ECLI:NL:RBDHA:2023:853

Rechtbank Den Haag

Datum uitspraak
31 januari 2023
Publicatiedatum
31 januari 2023
Zaaknummer
NL22.26260
Instantie
Rechtbank Den Haag
Type
Uitspraak
Rechtsgebied
Bestuursrecht; Vreemdelingenrecht
Procedures
  • Voorlopige voorziening
Vindplaatsen
  • Rechtspraak.nl
AI samenvatting door LexboostAutomatisch gegenereerd

Afwijzing verzoek voorlopige voorziening in asielzaak met betrekking tot Dublin-overdracht naar Duitsland

In de zaak tussen verzoekster, een Syrische vrouw, en de staatssecretaris van Justitie en Veiligheid, heeft de voorzieningenrechter van de Rechtbank Den Haag op 31 januari 2023 uitspraak gedaan. Verzoekster had een aanvraag ingediend voor een verblijfsvergunning asiel voor bepaalde tijd, maar deze aanvraag werd door de staatssecretaris niet in behandeling genomen. De reden hiervoor was dat Duitsland verantwoordelijk was voor de behandeling van de asielaanvraag, conform de Dublin-regels.

Verzoekster heeft tegen dit besluit beroep ingesteld en verzocht om een voorlopige voorziening. De zitting vond plaats op 18 januari 2023, maar verzoekster was niet aanwezig. De staatssecretaris werd vertegenwoordigd door zijn gemachtigde, mr. A.J. Rossingh. Tijdens de zitting werd ook een andere zaak, NL22.26259, behandeld, die verband hield met het beroep van verzoekster.

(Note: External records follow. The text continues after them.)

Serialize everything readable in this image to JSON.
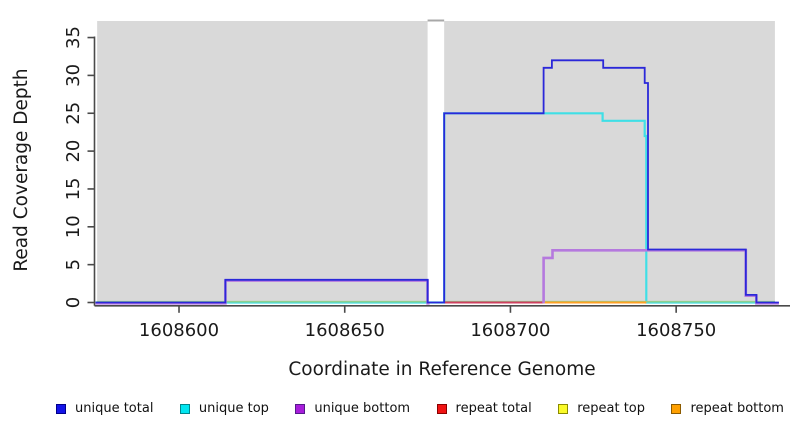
{
  "chart_data": {
    "type": "line",
    "subtype": "step-coverage",
    "title": "",
    "xlabel": "Coordinate in Reference Genome",
    "ylabel": "Read Coverage Depth",
    "xlim": [
      1608574.5,
      1608784
    ],
    "ylim": [
      0,
      37.2
    ],
    "xticks": [
      1608600,
      1608650,
      1608700,
      1608750
    ],
    "yticks": [
      0,
      5,
      10,
      15,
      20,
      25,
      30,
      35
    ],
    "grid": false,
    "plot_bg_color": "#d9d9d9",
    "axis_color": "#4a4a4a",
    "regions": [
      {
        "x0": 1608575.3,
        "x1": 1608675
      },
      {
        "x0": 1608680,
        "x1": 1608779.8
      }
    ],
    "gap": {
      "x0": 1608675,
      "x1": 1608680,
      "top_border_color": "#a8a8a8"
    },
    "baseline": {
      "color": "#8fcf8f",
      "value": 0,
      "segments": [
        [
          1608575.3,
          1608675
        ],
        [
          1608680,
          1608779.8
        ]
      ]
    },
    "series": [
      {
        "name": "unique total",
        "color": "#2b28d9",
        "width": 1.8,
        "paths": [
          {
            "steps": [
              [
                1608574.8,
                0
              ],
              [
                1608614,
                3
              ],
              [
                1608675,
                0
              ],
              [
                1608680,
                25
              ],
              [
                1608710,
                31
              ],
              [
                1608712.5,
                32
              ],
              [
                1608728,
                31
              ],
              [
                1608740.5,
                29
              ],
              [
                1608741.5,
                7
              ],
              [
                1608771,
                1
              ],
              [
                1608774.2,
                0
              ]
            ],
            "end": 1608781
          }
        ]
      },
      {
        "name": "unique top",
        "color": "#3fdfe6",
        "width": 2.2,
        "paths": [
          {
            "steps": [
              [
                1608574.8,
                0
              ],
              [
                1608680,
                25
              ],
              [
                1608727.8,
                24
              ],
              [
                1608740.5,
                22
              ],
              [
                1608741,
                0
              ]
            ],
            "end": 1608779
          }
        ]
      },
      {
        "name": "unique bottom",
        "color": "#b579de",
        "width": 2.6,
        "dy": 0.8,
        "paths": [
          {
            "steps": [
              [
                1608574.8,
                0
              ],
              [
                1608614,
                3
              ],
              [
                1608675,
                0
              ]
            ],
            "end": 1608675.6
          },
          {
            "steps": [
              [
                1608710,
                0
              ],
              [
                1608710,
                6
              ],
              [
                1608712.7,
                7
              ],
              [
                1608771,
                1
              ],
              [
                1608774.2,
                0
              ]
            ],
            "end": 1608781
          }
        ]
      },
      {
        "name": "repeat total",
        "color": "#cf4060",
        "width": 2,
        "paths": [
          {
            "steps": [
              [
                1608680,
                0
              ]
            ],
            "end": 1608710
          }
        ]
      },
      {
        "name": "repeat top",
        "color": "#f5ec2e",
        "width": 2,
        "paths": []
      },
      {
        "name": "repeat bottom",
        "color": "#ffa125",
        "width": 2,
        "paths": [
          {
            "steps": [
              [
                1608710,
                0
              ]
            ],
            "end": 1608741
          }
        ]
      }
    ],
    "draw_order": [
      "unique top",
      "baseline",
      "repeat total",
      "repeat bottom",
      "unique bottom",
      "unique total"
    ]
  },
  "legend": {
    "items": [
      {
        "label": "unique total",
        "fill": "#1414e8",
        "border": "#00008b"
      },
      {
        "label": "unique top",
        "fill": "#00e5f0",
        "border": "#00868b"
      },
      {
        "label": "unique bottom",
        "fill": "#a81ddb",
        "border": "#551a8b"
      },
      {
        "label": "repeat total",
        "fill": "#f01414",
        "border": "#8b0000"
      },
      {
        "label": "repeat top",
        "fill": "#fafa28",
        "border": "#8b8b00"
      },
      {
        "label": "repeat bottom",
        "fill": "#ffa000",
        "border": "#8b5a00"
      }
    ]
  }
}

De voorzieningenrechter heeft in zijn uitspraak van 31 januari 2023 geoordeeld dat, gezien de uitspraak in de andere zaak, er geen noodzaak meer was voor een voorlopige voorziening. Het verzoek om een voorlopige voorziening werd dan ook afgewezen. Tevens werd er geen proceskostenveroordeling opgelegd, omdat hiervoor geen aanleiding bestond. De uitspraak is openbaar gemaakt en er staat geen hoger beroep of verzet open tegen deze beslissing.

Uitspraak

RECHTBANK DEN HAAG

Zittingsplaats Groningen
Bestuursrecht
zaaknummer: NL22.26260

uitspraak van de voorzieningenrechter in de zaak tussen

[verzoekster] , verzoekster

Geboren op [geboortedatum] ,
Afkomst: Syrisch
V-nummer: [V-nummer]
(gemachtigde: mr. H.T. Gerbrandy),
en

de staatssecretaris van Justitie en Veiligheid, de staatssecretaris

(gemachtigde: mr. A.J. Rossingh).

Procesverloop

Bij besluit van 21 december 2022 (het bestreden besluit) heeft de staatssecretaris de aanvraag van verzoekster tot het verlenen van een verblijfsvergunning asiel voor bepaalde tijd niet in behandeling genomen op de grond dat Duitsland verantwoordelijk is voor de behandeling daarvan.
Verzoekster heeft tegen het bestreden besluit beroep ingesteld. Zij heeft verder de voorzieningenrechter verzocht om een voorlopige voorziening te treffen.
De voorzieningenrechter heeft het verzoek, tezamen met de zaak NL22.26259, op 18 januari 2023 op zitting behandeld. Verzoekster is, met bericht van verhindering, niet verschenen. De staatssecretaris heeft zich laten vertegenwoordigen door zijn gemachtigde.

Overwegingen

Bij uitspraak van vandaag, zaaknummer NLNL22.26259, heeft de rechtbank uitspraak gedaan op het beroep. Een voorlopige voorziening is daarom niet meer nodig. De voorzieningenrechter wijst het verzoek om die reden af.
Voor een proceskostenveroordeling bestaat geen aanleiding.

Beslissing

De voorzieningenrechter wijst het verzoek om voorlopige voorziening af.
Deze uitspraak is gedaan door mr. T.A. Oudenaarden, voorzieningenrechter, in aanwezigheid van mr. M. Dijk, griffier en openbaar gemaakt door middel van geanonimiseerde publicatie op rechtspraak.nl.
De uitspraak is uitgesproken in het openbaar en bekendgemaakt op:
Tegen deze uitspraak staat geen hoger beroep of verzet open.